Schumer says ‘critical access status’ for Medina hospital will result in $1.6 million

File photo by Tom Rivers: U.S. Sen. Charles Schumer speaks to reporters at a news conference on Nov. 19, 2020 outside Medina Memorial Hospital. That conference was about his push for increased Covid testing in Orleans County and other rural areas.

Posted 2 July 2022 at 10:17 am

Press Release, U.S. Senate Majority Leader Charles Schumer

U.S. Senate Majority Leader Charles E. Schumer announced that the Centers for Medicare and Medicaid Services (CMS) has heeded his call and proposed to reverse its previous rules change for the eligibility criteria for rural hospitals that put many Upstate New York hospitals at risk of losing their Critical Access Hospital (CAH) status.

Editor’s Note: That status will result in $1.6 million annually for Medina Memorial Hospital (Orleans Community Health), according to Schumer’s office.

The CAH program allows smaller rural providers, like those in the North Country and Southern Tier, with the designation to receive greater federal reimbursements for care to keep these otherwise financially vulnerable rural hospitals in the communities that need them most.

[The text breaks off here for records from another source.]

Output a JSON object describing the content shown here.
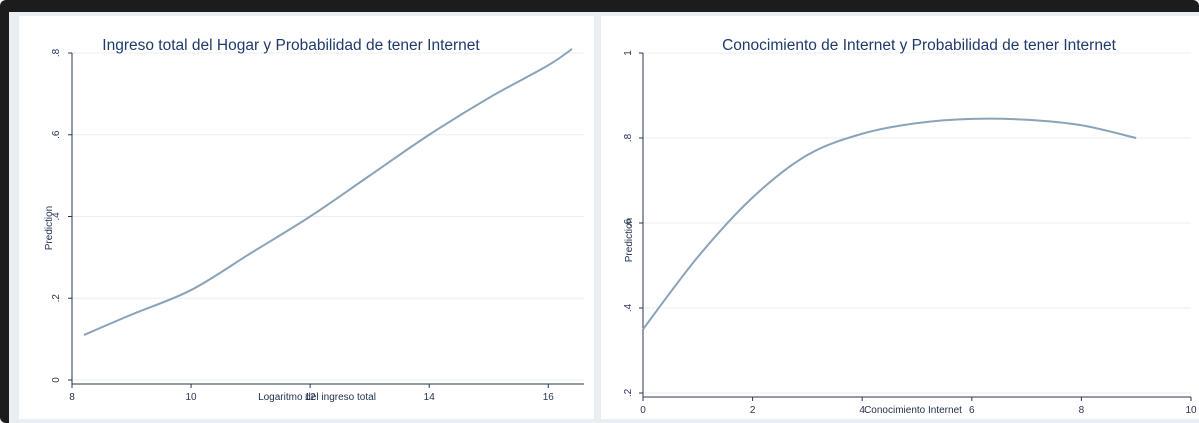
{
  "chart_data": [
    {
      "type": "line",
      "title": "Ingreso total del Hogar y Probabilidad de tener Internet",
      "xlabel": "Logaritmo del ingreso total",
      "ylabel": "Prediction",
      "xlim": [
        8,
        16.6
      ],
      "ylim": [
        0,
        0.8
      ],
      "x_ticks": [
        8,
        10,
        12,
        14,
        16
      ],
      "x_tick_labels": [
        "8",
        "10",
        "12",
        "14",
        "16"
      ],
      "y_ticks": [
        0,
        0.2,
        0.4,
        0.6,
        0.8
      ],
      "y_tick_labels": [
        "0",
        ".2",
        ".4",
        ".6",
        ".8"
      ],
      "grid": true,
      "series": [
        {
          "x": [
            8.2,
            9,
            10,
            11,
            12,
            13,
            14,
            15,
            16,
            16.4
          ],
          "y": [
            0.11,
            0.16,
            0.22,
            0.31,
            0.4,
            0.5,
            0.6,
            0.69,
            0.77,
            0.81
          ]
        }
      ]
    },
    {
      "type": "line",
      "title": "Conocimiento de Internet y Probabilidad de tener Internet",
      "xlabel": "Conocimiento Internet",
      "ylabel": "Prediction",
      "xlim": [
        0,
        10
      ],
      "ylim": [
        0.2,
        1
      ],
      "x_ticks": [
        0,
        2,
        4,
        6,
        8,
        10
      ],
      "x_tick_labels": [
        "0",
        "2",
        "4",
        "6",
        "8",
        "10"
      ],
      "y_ticks": [
        0.2,
        0.4,
        0.6,
        0.8,
        1
      ],
      "y_tick_labels": [
        ".2",
        ".4",
        ".6",
        ".8",
        "1"
      ],
      "grid": true,
      "series": [
        {
          "x": [
            0,
            1,
            2,
            3,
            4,
            5,
            6,
            7,
            8,
            9
          ],
          "y": [
            0.35,
            0.52,
            0.66,
            0.76,
            0.81,
            0.835,
            0.845,
            0.843,
            0.83,
            0.8
          ]
        }
      ]
    }
  ]
}
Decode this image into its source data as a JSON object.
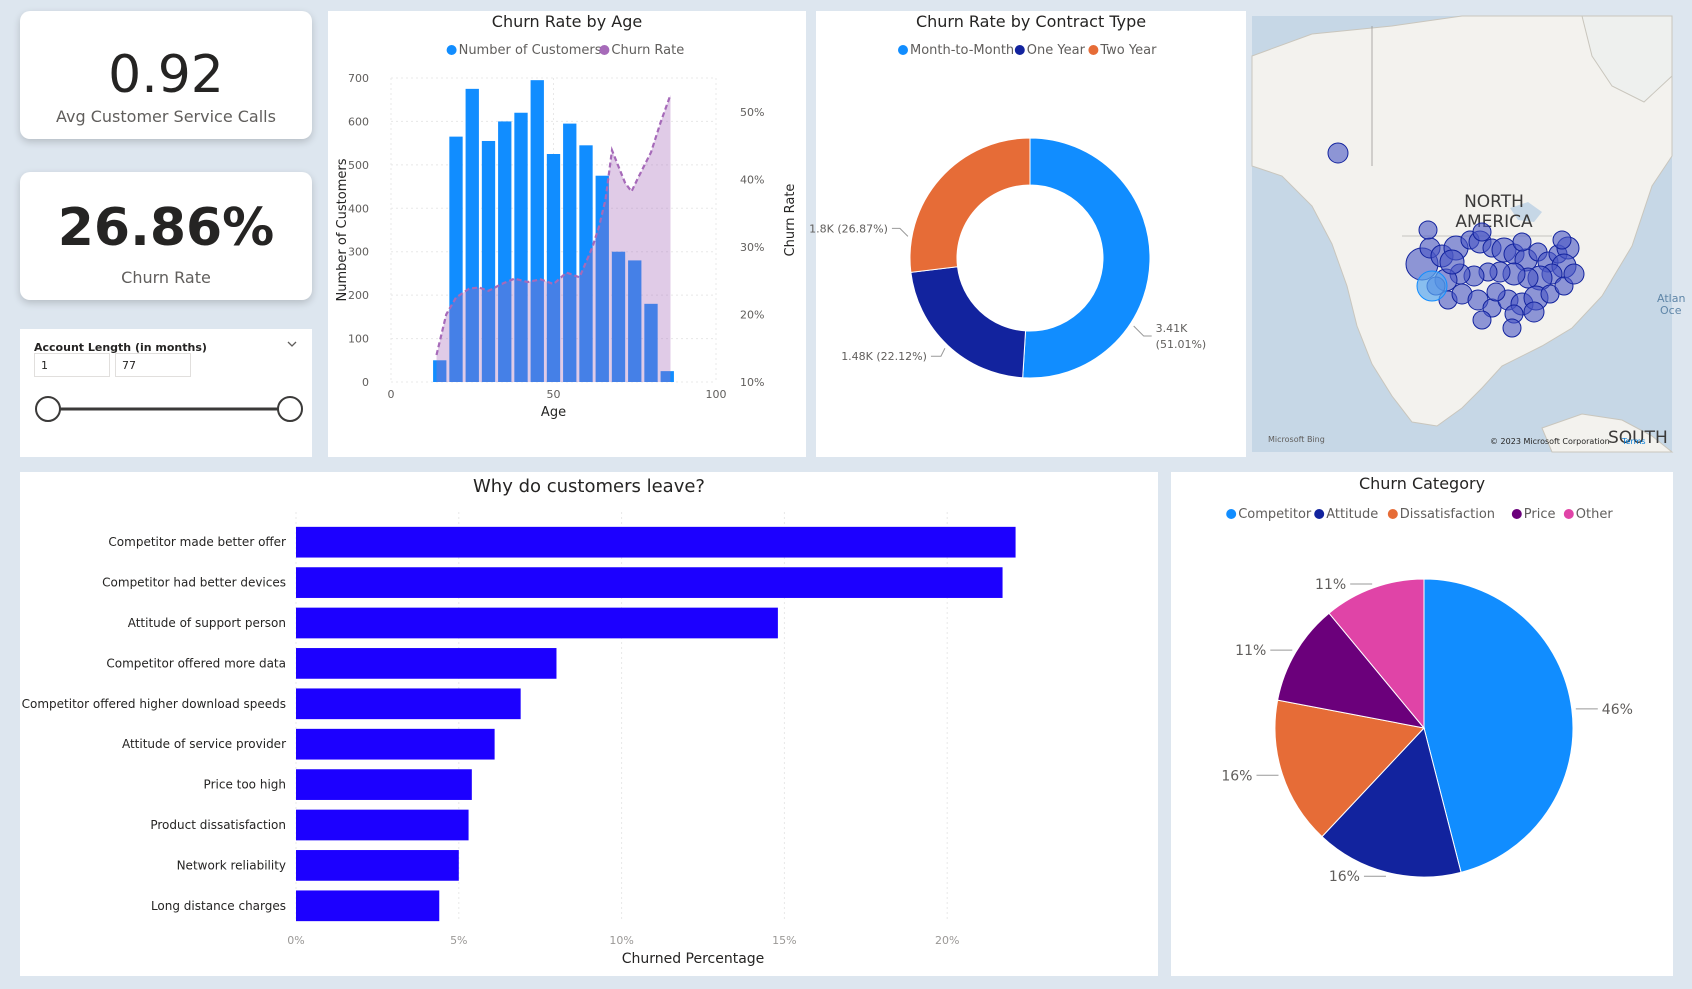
{
  "kpis": [
    {
      "value": "0.92",
      "label": "Avg Customer Service Calls"
    },
    {
      "value": "26.86%",
      "label": "Churn Rate"
    }
  ],
  "slicer": {
    "title": "Account Length (in months)",
    "min_value": "1",
    "max_value": "77"
  },
  "map": {
    "label_line1": "NORTH",
    "label_line2": "AMERICA",
    "south_label": "SOUTH",
    "atlantic_label": "Atlan",
    "ocean_label": "Oce",
    "attribution": "© 2023 Microsoft Corporation",
    "terms": "Terms",
    "bing": "Microsoft Bing"
  },
  "colors": {
    "accent_blue": "#118dff",
    "dark_blue": "#12239e",
    "orange": "#e66c37",
    "purple": "#6b007b",
    "pink": "#e044a7",
    "bar_blue": "#1c00ff",
    "churn_purple": "#a66ab9",
    "background": "#dde6ef"
  },
  "chart_data": [
    {
      "id": "age",
      "type": "bar",
      "title": "Churn Rate by Age",
      "xlabel": "Age",
      "ylabel": "Number of Customers",
      "y2label": "Churn Rate",
      "xlim": [
        0,
        100
      ],
      "ylim": [
        0,
        700
      ],
      "y2lim": [
        10,
        55
      ],
      "x_ticks": [
        "0",
        "50",
        "100"
      ],
      "y_ticks": [
        "0",
        "100",
        "200",
        "300",
        "400",
        "500",
        "600",
        "700"
      ],
      "y2_ticks": [
        "10%",
        "20%",
        "30%",
        "40%",
        "50%"
      ],
      "series": [
        {
          "name": "Number of Customers",
          "type": "bar",
          "x": [
            15,
            20,
            25,
            30,
            35,
            40,
            45,
            50,
            55,
            60,
            65,
            70,
            75,
            80,
            85
          ],
          "values": [
            50,
            565,
            675,
            555,
            600,
            620,
            695,
            525,
            595,
            545,
            475,
            300,
            280,
            180,
            25
          ]
        },
        {
          "name": "Churn Rate",
          "type": "area",
          "x": [
            14,
            17,
            20,
            24,
            27,
            30,
            34,
            38,
            42,
            46,
            50,
            54,
            58,
            62,
            64,
            66,
            68,
            72,
            74,
            76,
            80,
            83,
            86
          ],
          "values": [
            14,
            20,
            22.5,
            23.8,
            24,
            23.5,
            24.5,
            25.3,
            24.8,
            25.2,
            24.5,
            26.2,
            25.5,
            30,
            33,
            37,
            44.3,
            39.5,
            38.2,
            40.2,
            44,
            48.5,
            52.5
          ]
        }
      ]
    },
    {
      "id": "contract",
      "type": "pie",
      "donut": true,
      "title": "Churn Rate by Contract Type",
      "categories": [
        "Month-to-Month",
        "One Year",
        "Two Year"
      ],
      "values": [
        3410,
        1480,
        1800
      ],
      "percent": [
        51.01,
        22.12,
        26.87
      ],
      "labels": [
        "3.41K",
        "(51.01%)",
        "1.48K (22.12%)",
        "1.8K (26.87%)"
      ]
    },
    {
      "id": "reasons",
      "type": "bar",
      "orientation": "horizontal",
      "title": "Why do customers leave?",
      "xlabel": "Churned Percentage",
      "xlim": [
        0,
        25
      ],
      "x_ticks": [
        "0%",
        "5%",
        "10%",
        "15%",
        "20%"
      ],
      "categories": [
        "Competitor made better offer",
        "Competitor had better devices",
        "Attitude of support person",
        "Competitor offered more data",
        "Competitor offered higher download speeds",
        "Attitude of service provider",
        "Price too high",
        "Product dissatisfaction",
        "Network reliability",
        "Long distance charges"
      ],
      "values": [
        22.1,
        21.7,
        14.8,
        8.0,
        6.9,
        6.1,
        5.4,
        5.3,
        5.0,
        4.4
      ]
    },
    {
      "id": "category",
      "type": "pie",
      "title": "Churn Category",
      "categories": [
        "Competitor",
        "Attitude",
        "Dissatisfaction",
        "Price",
        "Other"
      ],
      "values": [
        46,
        16,
        16,
        11,
        11
      ],
      "labels": [
        "46%",
        "16%",
        "16%",
        "11%",
        "11%"
      ]
    }
  ]
}
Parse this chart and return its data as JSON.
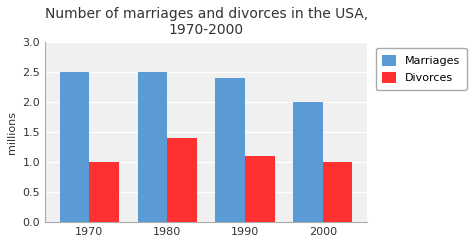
{
  "title": "Number of marriages and divorces in the USA,\n1970-2000",
  "categories": [
    "1970",
    "1980",
    "1990",
    "2000"
  ],
  "marriages": [
    2.5,
    2.5,
    2.4,
    2.0
  ],
  "divorces": [
    1.0,
    1.4,
    1.1,
    1.0
  ],
  "marriage_color": "#5B9BD5",
  "divorce_color": "#FF3030",
  "ylabel": "millions",
  "ylim": [
    0,
    3
  ],
  "yticks": [
    0,
    0.5,
    1.0,
    1.5,
    2.0,
    2.5,
    3.0
  ],
  "legend_labels": [
    "Marriages",
    "Divorces"
  ],
  "bar_width": 0.38,
  "background_color": "#FFFFFF",
  "plot_bg_color": "#F0F0F0",
  "title_fontsize": 10,
  "grid_color": "#FFFFFF",
  "tick_fontsize": 8
}
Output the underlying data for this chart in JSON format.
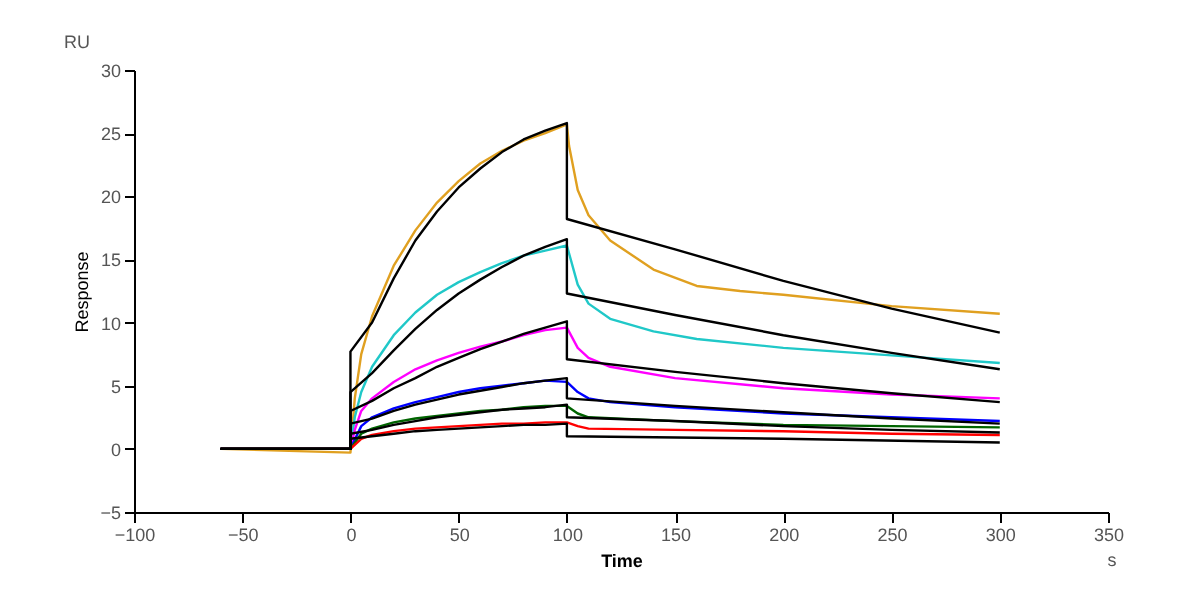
{
  "chart_data": {
    "type": "line",
    "xlabel": "Time",
    "ylabel": "Response",
    "annotations": [
      "RU",
      "s"
    ],
    "xlim": [
      -100,
      350
    ],
    "xticks": [
      -100,
      -50,
      0,
      50,
      100,
      150,
      200,
      250,
      300,
      350
    ],
    "ylim": [
      -5,
      30
    ],
    "yticks": [
      -5,
      0,
      5,
      10,
      15,
      20,
      25,
      30
    ],
    "line_style": "solid",
    "marker": "none",
    "grid": false,
    "series": [
      {
        "color": "#e0a020",
        "x": [
          -60,
          0,
          2,
          5,
          10,
          20,
          30,
          40,
          50,
          60,
          70,
          80,
          90,
          100,
          101,
          105,
          110,
          120,
          140,
          160,
          180,
          200,
          250,
          300
        ],
        "values": [
          0,
          -0.3,
          4,
          7.5,
          10.5,
          14.5,
          17.3,
          19.5,
          21.2,
          22.6,
          23.6,
          24.4,
          25,
          25.7,
          24,
          20.5,
          18.5,
          16.5,
          14.2,
          12.9,
          12.5,
          12.2,
          11.3,
          10.7
        ]
      },
      {
        "color": "#20c8c8",
        "x": [
          -60,
          0,
          2,
          5,
          10,
          20,
          30,
          40,
          50,
          60,
          70,
          80,
          90,
          100,
          105,
          110,
          120,
          140,
          160,
          200,
          250,
          300
        ],
        "values": [
          0,
          0,
          2.5,
          4.5,
          6.5,
          9,
          10.8,
          12.2,
          13.2,
          14,
          14.7,
          15.3,
          15.7,
          16.1,
          13,
          11.5,
          10.3,
          9.3,
          8.7,
          8,
          7.4,
          6.8
        ]
      },
      {
        "color": "#ff00ff",
        "x": [
          -60,
          0,
          2,
          5,
          10,
          20,
          30,
          40,
          50,
          60,
          70,
          80,
          90,
          100,
          105,
          110,
          120,
          150,
          200,
          250,
          300
        ],
        "values": [
          0,
          0,
          1.5,
          3,
          4,
          5.3,
          6.3,
          7,
          7.6,
          8.1,
          8.5,
          9,
          9.4,
          9.6,
          8,
          7.2,
          6.5,
          5.6,
          4.8,
          4.3,
          4
        ]
      },
      {
        "color": "#0000ff",
        "x": [
          -60,
          0,
          5,
          10,
          20,
          30,
          40,
          50,
          60,
          70,
          80,
          90,
          100,
          105,
          110,
          120,
          150,
          200,
          250,
          300
        ],
        "values": [
          0,
          0,
          1.8,
          2.5,
          3.2,
          3.7,
          4.1,
          4.5,
          4.8,
          5,
          5.2,
          5.4,
          5.3,
          4.5,
          4,
          3.7,
          3.3,
          2.8,
          2.5,
          2.2
        ]
      },
      {
        "color": "#006400",
        "x": [
          -60,
          0,
          5,
          10,
          20,
          30,
          40,
          50,
          60,
          70,
          80,
          90,
          100,
          105,
          110,
          150,
          200,
          250,
          300
        ],
        "values": [
          0,
          0,
          1.2,
          1.6,
          2.1,
          2.4,
          2.6,
          2.8,
          3,
          3.1,
          3.3,
          3.4,
          3.4,
          2.8,
          2.5,
          2.2,
          1.9,
          1.8,
          1.7
        ]
      },
      {
        "color": "#ff0000",
        "x": [
          -60,
          0,
          5,
          10,
          20,
          30,
          40,
          50,
          60,
          70,
          80,
          90,
          100,
          105,
          110,
          150,
          200,
          250,
          300
        ],
        "values": [
          0,
          0,
          0.8,
          1.1,
          1.4,
          1.6,
          1.7,
          1.8,
          1.9,
          2,
          2,
          2.1,
          2.1,
          1.8,
          1.6,
          1.5,
          1.4,
          1.2,
          1.1
        ]
      },
      {
        "color": "#000000",
        "x": [
          -60,
          0,
          0,
          10,
          20,
          30,
          40,
          50,
          60,
          70,
          80,
          90,
          100,
          100,
          150,
          200,
          250,
          300
        ],
        "values": [
          0,
          0,
          7.7,
          10,
          13.5,
          16.5,
          18.8,
          20.7,
          22.2,
          23.5,
          24.5,
          25.2,
          25.8,
          18.2,
          15.8,
          13.3,
          11.1,
          9.2
        ]
      },
      {
        "color": "#000000",
        "x": [
          -60,
          0,
          0,
          10,
          20,
          30,
          40,
          50,
          60,
          70,
          80,
          90,
          100,
          100,
          150,
          200,
          250,
          300
        ],
        "values": [
          0,
          0,
          4.5,
          6,
          7.8,
          9.5,
          11,
          12.3,
          13.4,
          14.4,
          15.3,
          16,
          16.6,
          12.3,
          10.6,
          9,
          7.6,
          6.3
        ]
      },
      {
        "color": "#000000",
        "x": [
          -60,
          0,
          0,
          10,
          20,
          30,
          40,
          50,
          60,
          70,
          80,
          90,
          100,
          100,
          150,
          200,
          250,
          300
        ],
        "values": [
          0,
          0,
          3,
          3.8,
          4.8,
          5.6,
          6.5,
          7.2,
          7.9,
          8.5,
          9.1,
          9.6,
          10.1,
          7.1,
          6.1,
          5.2,
          4.4,
          3.7
        ]
      },
      {
        "color": "#000000",
        "x": [
          -60,
          0,
          0,
          10,
          20,
          30,
          40,
          50,
          60,
          70,
          80,
          90,
          100,
          100,
          150,
          200,
          250,
          300
        ],
        "values": [
          0,
          0,
          2,
          2.4,
          3,
          3.5,
          3.9,
          4.3,
          4.6,
          4.9,
          5.2,
          5.4,
          5.6,
          4,
          3.4,
          2.9,
          2.4,
          2
        ]
      },
      {
        "color": "#000000",
        "x": [
          -60,
          0,
          0,
          10,
          20,
          30,
          40,
          50,
          60,
          70,
          80,
          90,
          100,
          100,
          150,
          200,
          250,
          300
        ],
        "values": [
          0,
          0,
          1.2,
          1.5,
          1.9,
          2.2,
          2.5,
          2.7,
          2.9,
          3.1,
          3.2,
          3.3,
          3.5,
          2.5,
          2.2,
          1.8,
          1.5,
          1.3
        ]
      },
      {
        "color": "#000000",
        "x": [
          -60,
          0,
          0,
          10,
          20,
          30,
          40,
          50,
          60,
          70,
          80,
          90,
          100,
          100,
          200,
          300
        ],
        "values": [
          0,
          0,
          0.8,
          1,
          1.2,
          1.4,
          1.5,
          1.6,
          1.7,
          1.8,
          1.9,
          1.9,
          2,
          1,
          0.8,
          0.5
        ]
      }
    ]
  }
}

Schumer explained that in 2015 the CMS issued a new policy change without going through the proper notice and rulemaking required by law that would enact more restrictive eligibility definitions for the CAH program, costing these rural hospitals millions.

Schumer immediately began leading the fight to maintain CAH status for Upstate’s rural hospitals, sending multiple letters highlighting the issue and the impact it would have on rural residents, and personally called HHS Secretary Xavier Becerra to fix this bureaucratic mistake that could cost thousands of rural family’s critical healthcare services.

Thanks to Schumer’s advocacy, CMS has now proposed to reverse this disastrous policy and clarify the language that would have caused New York’s CAH’s to lose their status, saving hospitals millions and allowing them to maintain their presence in rural communities.

“I promised our rural hospitals that I would not stop fighting until these rules changes were fixed and their Critical Access Hospital designation was ensured,” said Senator Schumer. “Now I am proud to announce that rural communities from the North Country to the Southern Tier can breathe a sigh of relief as these essential healthcare providers will continues to receive the millions in federal reimbursements they need and deserve to keep saving lives.”

Schumer explained that the Critical Access Hospital (CAH) designation was created by the Balanced Budget Act of 1997 to give small rural healthcare providers greater financial reimbursement for servicing Medicare and Medicaid patients, as well as provide other resources, in order to keep vulnerable rural hospitals financially stable.

One factor for CAH eligibility requires that a hospital be a certain distance from another hospital by either a primary or secondary road and provide around-the-clock emergency services. Previously, CMS regulations stated that a CAH hospital must be at least 35 miles from the nearest hospital by “primary road,” defined as any road in an interstate system or a US-numbered highway, or at least 15 miles in areas with mountainous terrain or only “secondary roads.” defined to include single lane state routes.

In 2015, however, CMS issued a memo that changed the definition of primary road to include any road that is in the National Highway System, which would include single lane NYS routes. This significant expansion to language and more restrictive definition of “primary road” if enforced would have led to dozens of CAHs in multiple states, including at least nine in New York, to lose their CAH status and hundreds of millions of dollars of needed funding to keep them in business serving rural patients.

Specifically, if this change were to have been fully enacted and enforced, it would cost Upstate New York hospitals over $35 million a year.

Some of the impacted New York hospitals would have included: Carthage Area Hospital, $9.7 million; Community Memorial Hospital, $4.1 million; Ellenville Regional Hospital, $4.7 million; Gouverneur Hospital, $3.3 million; Lewis County General Hospital, $5.3 million; Margaretville Hospital, $2.4 million; O’Connor Hospital, $3 million; Medina Memorial, $1.6 million; and Soldiers and Sailors Memorial Hospital, $1.4 million.